Lexibank 2: pre-computed features for large-scale lexical data.

Abstract:

Large-scale lexical and grammatical datasets nowadays play an important role in comparative linguistics. However, the lack of standardization remains a challenge exacerbating extension and reuse of published data. We present an updated version of Lexibank, a large-scale lexical dataset, expanding on previous efforts to standardize and unify cross-linguistic data. This new version includes over 3,100 languages and more than one-and-a-half million word forms, substantially broadening the scope and utility of the previous resource. Our dataset has been systematically curated using a dedicated computer-assisted workflow designed specifically for the lifting of published wordlist data to the standards recommended by the Cross-Linguistic Data Formats initiative. The expanded dataset features standardized references to language varieties, standardized semantic glosses that reference the concepts expressed by individual word forms, and standardized phonetic transcriptions for all word forms that our repository contains.
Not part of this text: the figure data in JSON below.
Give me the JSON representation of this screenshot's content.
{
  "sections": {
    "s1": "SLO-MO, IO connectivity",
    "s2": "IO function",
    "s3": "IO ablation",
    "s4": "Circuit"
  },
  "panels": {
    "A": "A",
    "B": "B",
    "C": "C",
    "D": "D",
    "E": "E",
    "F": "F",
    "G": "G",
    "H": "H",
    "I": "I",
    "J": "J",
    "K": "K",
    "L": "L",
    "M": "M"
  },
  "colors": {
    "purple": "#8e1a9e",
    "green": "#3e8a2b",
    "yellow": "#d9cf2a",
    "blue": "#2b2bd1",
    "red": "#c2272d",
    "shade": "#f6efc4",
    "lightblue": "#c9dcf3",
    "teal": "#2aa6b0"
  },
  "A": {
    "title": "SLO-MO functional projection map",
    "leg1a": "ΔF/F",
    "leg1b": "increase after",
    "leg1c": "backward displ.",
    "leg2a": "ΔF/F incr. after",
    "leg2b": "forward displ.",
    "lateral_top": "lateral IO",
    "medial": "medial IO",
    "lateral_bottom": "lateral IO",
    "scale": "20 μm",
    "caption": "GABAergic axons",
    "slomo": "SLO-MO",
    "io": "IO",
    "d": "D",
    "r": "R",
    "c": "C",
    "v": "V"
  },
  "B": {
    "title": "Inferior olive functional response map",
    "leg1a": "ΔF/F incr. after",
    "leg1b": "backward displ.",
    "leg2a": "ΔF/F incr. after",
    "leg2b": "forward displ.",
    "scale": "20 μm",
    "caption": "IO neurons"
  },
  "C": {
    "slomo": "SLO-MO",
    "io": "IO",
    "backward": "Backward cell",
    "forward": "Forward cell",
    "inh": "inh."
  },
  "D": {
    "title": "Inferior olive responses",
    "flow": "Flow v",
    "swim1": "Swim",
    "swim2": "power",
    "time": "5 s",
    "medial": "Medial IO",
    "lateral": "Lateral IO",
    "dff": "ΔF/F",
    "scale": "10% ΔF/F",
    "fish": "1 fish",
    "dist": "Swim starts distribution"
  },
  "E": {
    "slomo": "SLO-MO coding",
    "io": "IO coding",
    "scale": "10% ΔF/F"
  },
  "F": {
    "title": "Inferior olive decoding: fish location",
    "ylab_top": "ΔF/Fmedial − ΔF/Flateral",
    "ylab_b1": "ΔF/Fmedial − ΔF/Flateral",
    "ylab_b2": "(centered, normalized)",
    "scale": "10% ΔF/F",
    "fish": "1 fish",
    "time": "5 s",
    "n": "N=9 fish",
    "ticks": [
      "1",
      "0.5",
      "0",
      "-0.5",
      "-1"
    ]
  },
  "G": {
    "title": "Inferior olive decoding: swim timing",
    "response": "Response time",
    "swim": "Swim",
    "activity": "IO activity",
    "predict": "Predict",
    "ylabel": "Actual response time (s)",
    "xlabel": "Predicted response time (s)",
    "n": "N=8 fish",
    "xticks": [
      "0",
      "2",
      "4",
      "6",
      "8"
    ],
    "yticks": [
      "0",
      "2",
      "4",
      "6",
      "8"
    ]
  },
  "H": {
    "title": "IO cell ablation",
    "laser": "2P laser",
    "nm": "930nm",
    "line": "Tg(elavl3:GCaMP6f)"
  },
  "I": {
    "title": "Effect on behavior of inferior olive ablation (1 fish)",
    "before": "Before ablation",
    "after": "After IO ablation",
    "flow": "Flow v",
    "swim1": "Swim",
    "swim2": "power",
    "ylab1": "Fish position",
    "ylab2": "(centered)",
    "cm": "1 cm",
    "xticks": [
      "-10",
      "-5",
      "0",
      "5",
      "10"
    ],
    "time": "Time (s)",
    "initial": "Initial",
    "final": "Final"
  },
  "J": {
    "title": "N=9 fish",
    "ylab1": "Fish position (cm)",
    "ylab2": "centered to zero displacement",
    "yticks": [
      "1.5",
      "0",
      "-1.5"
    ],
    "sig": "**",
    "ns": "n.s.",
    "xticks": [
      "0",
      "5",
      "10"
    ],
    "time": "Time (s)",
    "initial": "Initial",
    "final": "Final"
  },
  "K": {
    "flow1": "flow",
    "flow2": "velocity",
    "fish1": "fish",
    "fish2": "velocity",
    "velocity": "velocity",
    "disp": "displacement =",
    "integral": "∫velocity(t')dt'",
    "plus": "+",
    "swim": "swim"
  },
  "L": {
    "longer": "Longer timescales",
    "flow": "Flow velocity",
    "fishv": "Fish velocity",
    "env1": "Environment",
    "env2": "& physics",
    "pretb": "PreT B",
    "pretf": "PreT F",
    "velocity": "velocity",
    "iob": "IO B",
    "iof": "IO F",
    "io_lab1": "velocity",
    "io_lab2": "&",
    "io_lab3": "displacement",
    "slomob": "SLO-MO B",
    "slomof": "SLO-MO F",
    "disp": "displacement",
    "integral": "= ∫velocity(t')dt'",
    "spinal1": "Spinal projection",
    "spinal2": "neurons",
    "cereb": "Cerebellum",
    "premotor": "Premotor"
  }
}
Based on those standardizations we pre-compute semantic and phonological features, which can be used to carry out extensive automated analyses. We illustrate this potential by providing dedicated database queries to (1) infer words that are similar in pronunciation and meaning, (2) identify concepts that are colexified across languages in our sample, and (3) assess the semantic diversity of etymologically related words. These queries are not only fast to execute but also global in their scope, due to the largescale coverage provided by Lexibank 2. The queries are also easy to extend, thus having the potential to contribute to various studies in historical linguistics, linguistic typology, and related disciplines. The updated dataset is a substantial step forward in the effort to create comprehensive, standardized, and accessible linguistic resources.